Meridian Energy, the owner of the Brooklyn turbine, today announced that it has signed a contract for a new turbine that will be generating electricity from Wellington’s world-famous wind in April.

Meridian External Relations Manager Guy Waipara says the new turbine will arrive in Wellington at the end of March. It’ll take about three weeks to have the turbine up and running. “We’re aiming for mid to late April for it to be generating electricity,” Guy says. “In the meantime, we’ll be doing some work over the next few months to prepare the Polhill site for the new turbine.

“We’re very excited that this is happening. The current turbine has become iconic. It is part of the cityscape and is valued by the local community and wider Wellington region,” says Guy.

Once the old turbine has been removed in December, work will start in early January next year to prepare the foundation for the new turbine, which is scheduled to arrive at Wellington’s CentrePort from Germany in late March.

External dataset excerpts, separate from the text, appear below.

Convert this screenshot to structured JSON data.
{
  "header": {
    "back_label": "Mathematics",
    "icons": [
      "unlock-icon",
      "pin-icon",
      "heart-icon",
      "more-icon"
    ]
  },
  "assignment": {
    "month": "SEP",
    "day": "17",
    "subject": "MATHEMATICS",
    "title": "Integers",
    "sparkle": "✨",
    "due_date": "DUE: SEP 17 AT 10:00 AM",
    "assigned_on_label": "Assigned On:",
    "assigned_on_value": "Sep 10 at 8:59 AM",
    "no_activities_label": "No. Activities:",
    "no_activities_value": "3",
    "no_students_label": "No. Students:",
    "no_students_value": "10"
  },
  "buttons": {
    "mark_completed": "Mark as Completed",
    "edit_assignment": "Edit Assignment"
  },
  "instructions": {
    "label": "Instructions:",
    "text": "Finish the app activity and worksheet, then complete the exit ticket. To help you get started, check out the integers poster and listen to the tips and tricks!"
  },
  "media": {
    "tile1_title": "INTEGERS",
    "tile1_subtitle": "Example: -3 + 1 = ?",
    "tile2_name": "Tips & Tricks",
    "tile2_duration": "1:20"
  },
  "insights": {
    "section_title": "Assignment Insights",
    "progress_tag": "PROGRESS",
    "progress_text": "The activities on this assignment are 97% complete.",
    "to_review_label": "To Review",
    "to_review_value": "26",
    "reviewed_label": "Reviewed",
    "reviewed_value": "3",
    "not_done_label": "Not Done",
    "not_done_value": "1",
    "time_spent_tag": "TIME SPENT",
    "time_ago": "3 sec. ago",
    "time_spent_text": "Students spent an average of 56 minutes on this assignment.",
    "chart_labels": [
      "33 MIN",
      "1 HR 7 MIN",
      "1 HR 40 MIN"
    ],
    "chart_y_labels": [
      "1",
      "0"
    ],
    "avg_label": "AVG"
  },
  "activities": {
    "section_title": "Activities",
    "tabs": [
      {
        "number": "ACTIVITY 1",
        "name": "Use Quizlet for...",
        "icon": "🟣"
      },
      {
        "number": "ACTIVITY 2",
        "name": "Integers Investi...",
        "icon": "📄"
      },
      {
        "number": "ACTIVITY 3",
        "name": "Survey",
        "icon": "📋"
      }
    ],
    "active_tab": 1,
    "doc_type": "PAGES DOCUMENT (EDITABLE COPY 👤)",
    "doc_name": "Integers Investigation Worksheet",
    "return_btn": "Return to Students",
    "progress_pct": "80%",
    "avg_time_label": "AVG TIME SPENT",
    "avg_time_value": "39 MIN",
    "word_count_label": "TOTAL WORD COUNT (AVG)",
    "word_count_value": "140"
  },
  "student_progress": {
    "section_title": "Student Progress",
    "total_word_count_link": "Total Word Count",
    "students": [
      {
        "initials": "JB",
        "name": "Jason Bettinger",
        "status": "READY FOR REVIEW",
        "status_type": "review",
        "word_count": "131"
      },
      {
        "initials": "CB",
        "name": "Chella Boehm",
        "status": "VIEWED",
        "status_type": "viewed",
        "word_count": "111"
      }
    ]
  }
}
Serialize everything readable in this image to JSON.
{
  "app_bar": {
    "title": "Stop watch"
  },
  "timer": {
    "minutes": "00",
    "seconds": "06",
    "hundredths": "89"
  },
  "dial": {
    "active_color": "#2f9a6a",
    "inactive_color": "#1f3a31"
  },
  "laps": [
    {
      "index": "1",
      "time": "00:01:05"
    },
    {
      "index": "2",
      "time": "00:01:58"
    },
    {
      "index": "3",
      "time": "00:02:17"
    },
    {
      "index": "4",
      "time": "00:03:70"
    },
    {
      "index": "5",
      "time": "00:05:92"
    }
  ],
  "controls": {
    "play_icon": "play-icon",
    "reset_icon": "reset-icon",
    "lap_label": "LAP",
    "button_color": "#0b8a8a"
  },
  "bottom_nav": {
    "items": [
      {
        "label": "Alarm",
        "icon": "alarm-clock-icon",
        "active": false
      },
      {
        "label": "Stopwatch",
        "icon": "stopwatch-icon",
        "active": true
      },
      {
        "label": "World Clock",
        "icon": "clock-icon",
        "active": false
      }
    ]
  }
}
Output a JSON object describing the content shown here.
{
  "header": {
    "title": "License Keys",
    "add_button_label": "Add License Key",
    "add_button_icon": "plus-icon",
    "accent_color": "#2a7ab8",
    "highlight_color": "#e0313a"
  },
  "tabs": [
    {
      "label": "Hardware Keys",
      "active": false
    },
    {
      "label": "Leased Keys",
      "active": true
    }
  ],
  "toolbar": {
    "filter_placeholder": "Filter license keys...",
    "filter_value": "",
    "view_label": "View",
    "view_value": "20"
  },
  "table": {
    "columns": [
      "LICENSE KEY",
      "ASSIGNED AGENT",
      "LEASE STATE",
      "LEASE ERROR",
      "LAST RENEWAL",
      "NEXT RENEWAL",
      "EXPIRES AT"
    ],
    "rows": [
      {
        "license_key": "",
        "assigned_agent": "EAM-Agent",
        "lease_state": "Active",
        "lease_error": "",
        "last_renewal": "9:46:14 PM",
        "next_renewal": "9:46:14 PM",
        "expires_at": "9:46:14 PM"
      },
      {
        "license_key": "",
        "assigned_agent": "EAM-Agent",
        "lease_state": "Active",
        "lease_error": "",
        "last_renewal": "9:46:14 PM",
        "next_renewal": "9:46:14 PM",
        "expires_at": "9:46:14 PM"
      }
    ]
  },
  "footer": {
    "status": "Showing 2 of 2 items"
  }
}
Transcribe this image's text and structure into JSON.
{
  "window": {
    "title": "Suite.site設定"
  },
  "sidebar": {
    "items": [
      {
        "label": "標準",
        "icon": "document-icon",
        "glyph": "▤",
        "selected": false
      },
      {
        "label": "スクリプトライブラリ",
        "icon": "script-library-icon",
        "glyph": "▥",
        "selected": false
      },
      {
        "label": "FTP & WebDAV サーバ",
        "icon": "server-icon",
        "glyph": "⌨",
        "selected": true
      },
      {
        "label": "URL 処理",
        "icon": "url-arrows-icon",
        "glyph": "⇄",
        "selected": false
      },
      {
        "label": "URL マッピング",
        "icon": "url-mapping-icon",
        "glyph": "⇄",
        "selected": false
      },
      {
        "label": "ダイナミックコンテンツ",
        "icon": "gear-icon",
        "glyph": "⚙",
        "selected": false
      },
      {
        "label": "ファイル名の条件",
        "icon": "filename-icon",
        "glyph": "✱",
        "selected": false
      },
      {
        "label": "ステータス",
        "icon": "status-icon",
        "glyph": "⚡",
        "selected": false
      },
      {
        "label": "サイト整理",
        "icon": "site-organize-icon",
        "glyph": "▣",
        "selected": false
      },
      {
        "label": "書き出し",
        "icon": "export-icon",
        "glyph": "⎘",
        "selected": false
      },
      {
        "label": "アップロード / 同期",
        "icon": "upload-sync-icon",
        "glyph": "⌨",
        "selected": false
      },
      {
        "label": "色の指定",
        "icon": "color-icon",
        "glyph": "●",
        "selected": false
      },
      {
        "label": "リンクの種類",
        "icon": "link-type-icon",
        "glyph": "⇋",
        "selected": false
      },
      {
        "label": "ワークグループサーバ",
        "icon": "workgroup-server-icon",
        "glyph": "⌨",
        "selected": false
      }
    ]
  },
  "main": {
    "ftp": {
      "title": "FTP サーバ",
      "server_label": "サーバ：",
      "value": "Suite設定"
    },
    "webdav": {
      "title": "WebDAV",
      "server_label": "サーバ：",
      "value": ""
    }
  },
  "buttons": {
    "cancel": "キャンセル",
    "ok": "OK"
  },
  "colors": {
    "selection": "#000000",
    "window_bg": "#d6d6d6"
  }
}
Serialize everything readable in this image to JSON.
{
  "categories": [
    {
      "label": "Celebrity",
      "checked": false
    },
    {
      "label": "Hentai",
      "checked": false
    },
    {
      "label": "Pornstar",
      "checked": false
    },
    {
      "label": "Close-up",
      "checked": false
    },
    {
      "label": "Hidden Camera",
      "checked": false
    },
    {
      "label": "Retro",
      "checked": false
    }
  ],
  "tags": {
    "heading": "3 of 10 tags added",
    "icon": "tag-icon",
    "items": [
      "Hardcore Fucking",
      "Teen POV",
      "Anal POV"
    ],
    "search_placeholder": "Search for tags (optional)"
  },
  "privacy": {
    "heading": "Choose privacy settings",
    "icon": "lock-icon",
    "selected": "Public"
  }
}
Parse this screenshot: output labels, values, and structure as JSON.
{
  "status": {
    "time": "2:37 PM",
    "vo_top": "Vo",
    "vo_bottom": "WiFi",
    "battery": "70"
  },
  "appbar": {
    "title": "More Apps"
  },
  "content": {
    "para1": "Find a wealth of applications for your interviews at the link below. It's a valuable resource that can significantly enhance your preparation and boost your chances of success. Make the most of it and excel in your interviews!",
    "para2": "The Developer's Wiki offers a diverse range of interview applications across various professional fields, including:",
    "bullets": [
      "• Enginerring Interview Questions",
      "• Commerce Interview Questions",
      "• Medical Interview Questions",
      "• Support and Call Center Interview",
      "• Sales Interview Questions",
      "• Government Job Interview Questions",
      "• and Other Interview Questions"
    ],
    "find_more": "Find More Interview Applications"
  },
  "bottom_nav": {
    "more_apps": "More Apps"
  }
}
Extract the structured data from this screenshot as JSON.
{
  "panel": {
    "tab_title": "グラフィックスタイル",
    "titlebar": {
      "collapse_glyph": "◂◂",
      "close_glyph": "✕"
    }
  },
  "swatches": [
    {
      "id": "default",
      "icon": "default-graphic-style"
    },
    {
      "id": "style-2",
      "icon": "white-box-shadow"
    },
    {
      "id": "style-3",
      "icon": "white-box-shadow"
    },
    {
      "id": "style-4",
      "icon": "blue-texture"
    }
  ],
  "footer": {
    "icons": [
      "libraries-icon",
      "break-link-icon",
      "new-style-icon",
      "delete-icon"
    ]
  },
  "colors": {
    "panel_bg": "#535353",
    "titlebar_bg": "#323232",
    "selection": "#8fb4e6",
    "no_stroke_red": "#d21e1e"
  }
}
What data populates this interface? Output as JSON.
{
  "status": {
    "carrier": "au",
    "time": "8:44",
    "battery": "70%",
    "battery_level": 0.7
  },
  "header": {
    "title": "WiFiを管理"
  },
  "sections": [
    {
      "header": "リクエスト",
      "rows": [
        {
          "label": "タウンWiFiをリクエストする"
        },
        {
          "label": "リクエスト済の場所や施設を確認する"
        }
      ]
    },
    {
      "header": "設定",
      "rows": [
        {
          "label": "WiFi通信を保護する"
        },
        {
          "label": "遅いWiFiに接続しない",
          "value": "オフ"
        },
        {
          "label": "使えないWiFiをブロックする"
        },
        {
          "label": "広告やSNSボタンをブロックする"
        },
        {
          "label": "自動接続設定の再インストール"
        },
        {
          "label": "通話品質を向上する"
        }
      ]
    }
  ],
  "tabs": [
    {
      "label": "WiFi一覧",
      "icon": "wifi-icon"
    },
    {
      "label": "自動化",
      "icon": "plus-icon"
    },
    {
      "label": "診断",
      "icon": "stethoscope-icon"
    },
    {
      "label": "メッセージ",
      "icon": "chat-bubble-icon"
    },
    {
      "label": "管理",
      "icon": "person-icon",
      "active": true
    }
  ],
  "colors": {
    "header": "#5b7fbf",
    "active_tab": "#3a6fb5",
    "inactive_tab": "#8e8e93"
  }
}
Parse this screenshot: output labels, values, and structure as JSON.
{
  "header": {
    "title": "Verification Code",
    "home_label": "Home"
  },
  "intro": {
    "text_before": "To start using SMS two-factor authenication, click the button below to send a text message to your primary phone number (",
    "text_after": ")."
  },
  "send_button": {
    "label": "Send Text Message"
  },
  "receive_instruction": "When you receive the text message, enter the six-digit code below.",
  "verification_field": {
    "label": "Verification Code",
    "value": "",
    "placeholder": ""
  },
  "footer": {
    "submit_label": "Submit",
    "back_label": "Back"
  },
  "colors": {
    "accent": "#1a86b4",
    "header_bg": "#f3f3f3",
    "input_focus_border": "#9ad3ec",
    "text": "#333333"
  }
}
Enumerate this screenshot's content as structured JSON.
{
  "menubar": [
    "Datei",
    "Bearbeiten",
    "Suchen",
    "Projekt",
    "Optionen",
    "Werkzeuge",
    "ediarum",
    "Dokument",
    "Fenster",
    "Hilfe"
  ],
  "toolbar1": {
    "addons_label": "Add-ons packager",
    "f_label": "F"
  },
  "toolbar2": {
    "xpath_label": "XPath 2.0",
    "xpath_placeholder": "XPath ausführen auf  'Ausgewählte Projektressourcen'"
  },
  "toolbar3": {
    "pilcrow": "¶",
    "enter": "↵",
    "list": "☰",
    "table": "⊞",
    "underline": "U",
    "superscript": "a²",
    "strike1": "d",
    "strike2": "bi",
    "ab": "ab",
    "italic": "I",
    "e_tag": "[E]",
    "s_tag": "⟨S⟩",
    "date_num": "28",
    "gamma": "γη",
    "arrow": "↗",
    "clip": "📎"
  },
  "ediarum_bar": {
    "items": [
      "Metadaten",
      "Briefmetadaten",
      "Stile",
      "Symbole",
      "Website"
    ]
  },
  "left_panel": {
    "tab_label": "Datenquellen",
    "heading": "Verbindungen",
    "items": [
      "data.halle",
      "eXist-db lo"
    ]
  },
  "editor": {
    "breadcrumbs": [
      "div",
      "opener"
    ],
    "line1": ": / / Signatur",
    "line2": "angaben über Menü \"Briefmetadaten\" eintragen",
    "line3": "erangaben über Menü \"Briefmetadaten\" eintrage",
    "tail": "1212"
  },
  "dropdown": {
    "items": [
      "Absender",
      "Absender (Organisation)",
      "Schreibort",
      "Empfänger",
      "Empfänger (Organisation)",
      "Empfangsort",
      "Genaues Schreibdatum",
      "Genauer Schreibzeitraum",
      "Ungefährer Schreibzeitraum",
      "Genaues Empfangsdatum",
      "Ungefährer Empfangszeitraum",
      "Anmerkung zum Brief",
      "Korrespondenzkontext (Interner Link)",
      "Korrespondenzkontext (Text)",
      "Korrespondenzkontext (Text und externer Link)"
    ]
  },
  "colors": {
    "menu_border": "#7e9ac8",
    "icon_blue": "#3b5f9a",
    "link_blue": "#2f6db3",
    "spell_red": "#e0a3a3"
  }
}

Meridian will work with Brooklyn and Wellington residents to make sure that any disruption from the project is kept to a minimum.

There will be a few times during the next few months when access to mountain biking tracks and around the turbine site will be closed. But this will only be for short periods and people will be kept informed via notices on Meridian, Wellington City Council and Brooklyn Facebook pages. Mountain biking groups will also be contacted and there will be signage at the site and on access tracks to the turbine from Aro Street and Ashton Fitchett Drive.

Guy says the increase in the size of the new turbine takes into account that modern turbines have generally increased in both size and generation capability since the original Brooklyn turbine was installed 22 years ago.

The current turbine produces about 870 megawatt hours a year, while the new turbine will generate around 3,900 megawatt hours a year – enough to power around 490 average homes.

The budget to replace the turbine is $2.9m.


Commissioned by Meridian’s predecessor Electricorp for wind generation research in March 1993, the Brooklyn turbine was the first commercial-sized wind turbine in New Zealand.

The popularity of the turbine was highlighted in 2009 when it was out of service due to mechanical issues. A public campaign asking people whether they wanted to repair, replace or get rid of the turbine, showed 85% wanted to repair or replace it.

In 2010, Meridian committed to repairing and keeping the turbine operating.

Based on the turbine’s age, Meridian investigated the viability of replacing it and applied for Resource Consent to replace the current 45m turbine with a new turbine up to 77m in height. Resource consent was granted in June 2014.

The new turbine is an Enercon E44, manufactured by Enercon (a German-based wind turbine manufacturer). It will be 67m high, from ground to tip (the height of the Beehive building), with 20.8m blades (slightly smaller than the length of a tennis court).